Equal Opportunity: Equal opportunity is a state of fairness in which individuals are treated similarly, unhampered by artificial barriers or prejudices or preferences, except when particular distinctions can be explicitly justified. The intent is that the important jobs in an organization should go to the most qualified people – persons most likely to perform ably in a given task – and not go to persons for reasons deemed arbitrary or irrelevant, such as circumstances of birth, upbringing, having well-connected relatives or friends, religion, sex, ethnicity, race, caste, or involuntary personal attributes such as disability, age, gender identity, or sexual orientation.

Equity: Equity is a particular body of law developed in the English Court of Chancery. It is not a synonym for ‘general fairness’ or ‘natural justice.’ It exists in domestic law, both in civil law and in common law systems, and in international law. The tradition of equity begins in antiquity with the writings of Aristotle, epieikeia, and with Roman law, aequitas. Later, in civil law systems, equity was integrated into the legal rules, while in common law systems, it became an independent body of law.

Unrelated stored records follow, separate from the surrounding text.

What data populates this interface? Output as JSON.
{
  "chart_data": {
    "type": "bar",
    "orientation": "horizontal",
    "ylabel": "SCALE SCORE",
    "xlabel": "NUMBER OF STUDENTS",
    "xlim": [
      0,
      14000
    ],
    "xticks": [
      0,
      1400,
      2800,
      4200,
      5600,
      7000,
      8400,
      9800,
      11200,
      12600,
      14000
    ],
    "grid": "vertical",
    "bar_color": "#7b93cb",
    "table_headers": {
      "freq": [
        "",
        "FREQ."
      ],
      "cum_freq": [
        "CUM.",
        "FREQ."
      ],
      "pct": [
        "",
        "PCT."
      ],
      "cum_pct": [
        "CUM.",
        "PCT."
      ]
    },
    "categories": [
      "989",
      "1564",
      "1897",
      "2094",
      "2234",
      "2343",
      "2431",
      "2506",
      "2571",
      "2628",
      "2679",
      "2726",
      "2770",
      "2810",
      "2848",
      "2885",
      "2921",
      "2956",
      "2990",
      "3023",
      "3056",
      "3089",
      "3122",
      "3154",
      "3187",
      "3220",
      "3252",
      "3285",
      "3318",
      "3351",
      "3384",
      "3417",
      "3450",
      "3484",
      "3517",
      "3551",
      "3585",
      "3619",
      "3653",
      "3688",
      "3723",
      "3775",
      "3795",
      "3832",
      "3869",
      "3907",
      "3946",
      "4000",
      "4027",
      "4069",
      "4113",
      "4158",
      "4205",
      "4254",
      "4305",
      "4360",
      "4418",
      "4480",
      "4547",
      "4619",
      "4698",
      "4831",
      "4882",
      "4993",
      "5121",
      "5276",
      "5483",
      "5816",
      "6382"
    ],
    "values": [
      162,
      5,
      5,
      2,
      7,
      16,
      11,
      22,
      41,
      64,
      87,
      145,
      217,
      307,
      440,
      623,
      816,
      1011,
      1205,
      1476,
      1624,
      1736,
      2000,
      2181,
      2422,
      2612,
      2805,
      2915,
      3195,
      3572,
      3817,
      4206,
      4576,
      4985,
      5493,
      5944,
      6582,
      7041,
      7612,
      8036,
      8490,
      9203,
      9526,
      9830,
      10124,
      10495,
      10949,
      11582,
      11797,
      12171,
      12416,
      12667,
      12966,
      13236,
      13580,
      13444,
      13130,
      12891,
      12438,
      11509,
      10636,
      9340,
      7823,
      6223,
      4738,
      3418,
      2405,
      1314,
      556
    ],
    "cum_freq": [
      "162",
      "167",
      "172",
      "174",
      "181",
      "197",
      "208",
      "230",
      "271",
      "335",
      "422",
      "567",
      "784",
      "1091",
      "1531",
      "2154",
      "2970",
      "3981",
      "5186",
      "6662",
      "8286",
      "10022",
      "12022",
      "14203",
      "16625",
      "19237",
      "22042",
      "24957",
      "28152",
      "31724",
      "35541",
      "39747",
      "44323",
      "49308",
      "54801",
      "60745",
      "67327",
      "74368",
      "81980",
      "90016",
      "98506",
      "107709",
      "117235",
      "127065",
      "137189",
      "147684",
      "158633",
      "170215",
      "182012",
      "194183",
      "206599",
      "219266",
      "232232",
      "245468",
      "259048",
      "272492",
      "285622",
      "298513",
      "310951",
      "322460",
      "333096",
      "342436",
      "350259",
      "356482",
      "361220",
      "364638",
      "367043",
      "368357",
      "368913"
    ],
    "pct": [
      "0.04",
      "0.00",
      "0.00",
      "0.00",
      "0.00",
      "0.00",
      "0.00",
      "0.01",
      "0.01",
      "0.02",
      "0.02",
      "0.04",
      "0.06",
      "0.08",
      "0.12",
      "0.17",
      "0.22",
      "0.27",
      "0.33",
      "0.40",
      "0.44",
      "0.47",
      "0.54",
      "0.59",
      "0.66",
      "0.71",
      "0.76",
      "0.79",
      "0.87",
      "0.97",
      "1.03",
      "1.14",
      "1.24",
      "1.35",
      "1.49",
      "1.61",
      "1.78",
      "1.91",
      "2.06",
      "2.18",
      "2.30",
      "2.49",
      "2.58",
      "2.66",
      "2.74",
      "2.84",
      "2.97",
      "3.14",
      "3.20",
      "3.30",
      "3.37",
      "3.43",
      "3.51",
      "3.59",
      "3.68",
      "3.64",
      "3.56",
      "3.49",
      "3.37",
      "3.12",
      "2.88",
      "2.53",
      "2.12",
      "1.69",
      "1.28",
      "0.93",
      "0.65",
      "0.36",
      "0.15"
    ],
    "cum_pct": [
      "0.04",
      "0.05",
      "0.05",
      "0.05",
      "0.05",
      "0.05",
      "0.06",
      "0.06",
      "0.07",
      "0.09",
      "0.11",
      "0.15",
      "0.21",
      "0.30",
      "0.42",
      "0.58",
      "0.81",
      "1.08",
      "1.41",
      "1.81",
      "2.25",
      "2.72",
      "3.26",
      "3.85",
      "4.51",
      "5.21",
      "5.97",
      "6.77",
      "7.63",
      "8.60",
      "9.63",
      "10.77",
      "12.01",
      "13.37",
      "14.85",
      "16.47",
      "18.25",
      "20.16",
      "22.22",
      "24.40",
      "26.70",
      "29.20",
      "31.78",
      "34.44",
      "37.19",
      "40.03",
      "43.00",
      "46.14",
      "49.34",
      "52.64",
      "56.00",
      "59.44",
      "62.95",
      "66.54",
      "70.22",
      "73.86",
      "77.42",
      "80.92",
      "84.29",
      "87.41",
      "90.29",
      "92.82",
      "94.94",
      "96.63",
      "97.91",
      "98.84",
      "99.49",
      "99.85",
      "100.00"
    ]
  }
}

Discrimination: Discrimination is the act of making unjustified distinctions between human beings based on the groups, classes, or other categories to which they are perceived to belong. People may be discriminated against based on race, gender, age, religion, or sexual orientation, as well as other categories. Discrimination especially occurs when individuals or groups are unfairly treated in a worse way than other people are treated, based on their actual or perceived membership in certain groups or social categories. It involves restricting members of one group from opportunities or privileges available to members of another group.

Civil and Political Rights: Civil and political rights protect individuals’ freedom from infringement by governments, social organizations, and private individuals. They ensure one’s entitlement to participate in the civil and political life of society and the state without discrimination or repression.

Justice: Justice, in its broadest sense, is the principle that people receive that which they deserve, with the interpretation of what then constitutes “deserving” being impacted upon by numerous fields, with many different viewpoints and perspectives, including the concepts of moral correctness based on ethics, rationality, law, religion, equity and fairness.